In the example client, three tools from the MCP server are invoked:

• multi_engine_search: Takes a query and returns top blog/article links using SerpAPI.

• extract_web_content_from_links: Downloads and parses article content from given URLs using newspaper3k.

• keyword_research: Performs keyword research using autocomplete and trends data to return high-potential keywords.

Each tool is invoked via client.call_tool(...), and results are parsed using Python’s json module to display readable output.

Now that your custom MCP server is live, you can integrate it into your AI agents. The agents can use these tools to complete tasks more effectively. For example, they can use real-time search, content extraction, and keyword analysis to write better blogs or create more relevant content.

Conclusion

In this tutorial, we built a custom MCP server using FastMCP and deployed it to dedicated compute on Clarifai. We explored what MCP is, why building a custom server matters, how to define tools, configure the deployment, and test it locally before uploading.

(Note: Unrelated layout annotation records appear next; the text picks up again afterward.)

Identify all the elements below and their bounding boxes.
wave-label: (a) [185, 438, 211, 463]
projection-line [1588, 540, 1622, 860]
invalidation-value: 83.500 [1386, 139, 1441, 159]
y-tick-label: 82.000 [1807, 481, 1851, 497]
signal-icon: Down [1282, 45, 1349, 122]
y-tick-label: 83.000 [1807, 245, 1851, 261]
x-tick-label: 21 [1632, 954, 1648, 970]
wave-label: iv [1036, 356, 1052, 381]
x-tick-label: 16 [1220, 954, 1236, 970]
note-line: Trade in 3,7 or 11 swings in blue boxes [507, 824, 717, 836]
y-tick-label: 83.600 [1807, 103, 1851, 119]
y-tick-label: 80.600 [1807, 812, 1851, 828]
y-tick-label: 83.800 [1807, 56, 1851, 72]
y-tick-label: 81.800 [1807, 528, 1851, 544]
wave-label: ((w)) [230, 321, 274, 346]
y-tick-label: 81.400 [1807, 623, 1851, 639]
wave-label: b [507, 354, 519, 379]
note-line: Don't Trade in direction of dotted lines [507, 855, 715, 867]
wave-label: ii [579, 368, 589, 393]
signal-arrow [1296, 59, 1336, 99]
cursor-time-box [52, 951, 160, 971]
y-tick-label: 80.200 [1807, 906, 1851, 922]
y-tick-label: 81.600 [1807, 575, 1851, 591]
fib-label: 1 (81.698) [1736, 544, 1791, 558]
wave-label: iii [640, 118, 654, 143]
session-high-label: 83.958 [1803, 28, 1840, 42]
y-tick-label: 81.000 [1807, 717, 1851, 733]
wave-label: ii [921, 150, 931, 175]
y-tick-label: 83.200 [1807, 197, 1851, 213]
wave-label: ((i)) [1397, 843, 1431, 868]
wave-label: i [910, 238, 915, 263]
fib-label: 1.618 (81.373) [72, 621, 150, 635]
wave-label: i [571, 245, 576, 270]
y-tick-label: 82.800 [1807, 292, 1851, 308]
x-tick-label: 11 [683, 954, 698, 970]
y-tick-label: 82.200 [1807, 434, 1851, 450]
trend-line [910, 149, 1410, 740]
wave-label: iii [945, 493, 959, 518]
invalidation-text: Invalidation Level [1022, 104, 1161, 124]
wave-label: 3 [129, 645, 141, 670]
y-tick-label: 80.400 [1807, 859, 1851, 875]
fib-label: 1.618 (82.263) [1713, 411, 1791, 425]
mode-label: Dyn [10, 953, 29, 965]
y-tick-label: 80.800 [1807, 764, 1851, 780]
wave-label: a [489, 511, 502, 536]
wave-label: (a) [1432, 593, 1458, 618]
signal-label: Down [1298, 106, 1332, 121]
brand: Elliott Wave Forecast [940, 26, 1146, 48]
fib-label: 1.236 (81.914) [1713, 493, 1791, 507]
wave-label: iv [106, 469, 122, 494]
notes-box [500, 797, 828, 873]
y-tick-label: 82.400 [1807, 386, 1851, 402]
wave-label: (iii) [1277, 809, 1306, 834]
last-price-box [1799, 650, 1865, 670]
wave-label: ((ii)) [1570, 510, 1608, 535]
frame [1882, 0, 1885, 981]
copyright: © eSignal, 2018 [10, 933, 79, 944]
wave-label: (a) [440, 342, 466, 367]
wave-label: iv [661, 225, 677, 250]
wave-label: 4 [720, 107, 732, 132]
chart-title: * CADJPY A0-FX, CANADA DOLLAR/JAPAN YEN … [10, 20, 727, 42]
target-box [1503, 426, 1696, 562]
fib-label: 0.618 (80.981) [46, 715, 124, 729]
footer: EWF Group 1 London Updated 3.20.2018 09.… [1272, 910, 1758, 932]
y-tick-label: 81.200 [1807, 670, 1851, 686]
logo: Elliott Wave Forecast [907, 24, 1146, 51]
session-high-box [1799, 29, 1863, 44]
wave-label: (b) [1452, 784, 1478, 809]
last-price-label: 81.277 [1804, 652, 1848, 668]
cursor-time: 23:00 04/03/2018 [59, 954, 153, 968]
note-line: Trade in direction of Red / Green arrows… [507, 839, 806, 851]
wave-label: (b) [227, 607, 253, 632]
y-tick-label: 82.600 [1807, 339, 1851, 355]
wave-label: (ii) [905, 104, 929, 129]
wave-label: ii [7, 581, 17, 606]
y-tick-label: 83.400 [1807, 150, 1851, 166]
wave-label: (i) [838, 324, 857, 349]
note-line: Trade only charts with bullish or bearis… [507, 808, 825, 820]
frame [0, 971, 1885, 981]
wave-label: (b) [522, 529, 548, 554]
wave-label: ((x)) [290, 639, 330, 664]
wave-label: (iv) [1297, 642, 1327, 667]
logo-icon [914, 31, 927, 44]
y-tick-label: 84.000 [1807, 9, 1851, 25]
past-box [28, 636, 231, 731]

Clarifai takes care of the deployment environment including provisioning, scaling, and versioning so you can focus entirely on building tools that LLMs and Agents can call securely and reliably.

You can use the same process to deploy your own custom models, open source models, or models from Hugging Face or other providers. Clarifai’s Compute Orchestration supports all of these. Check out the docs or tutorials to get started.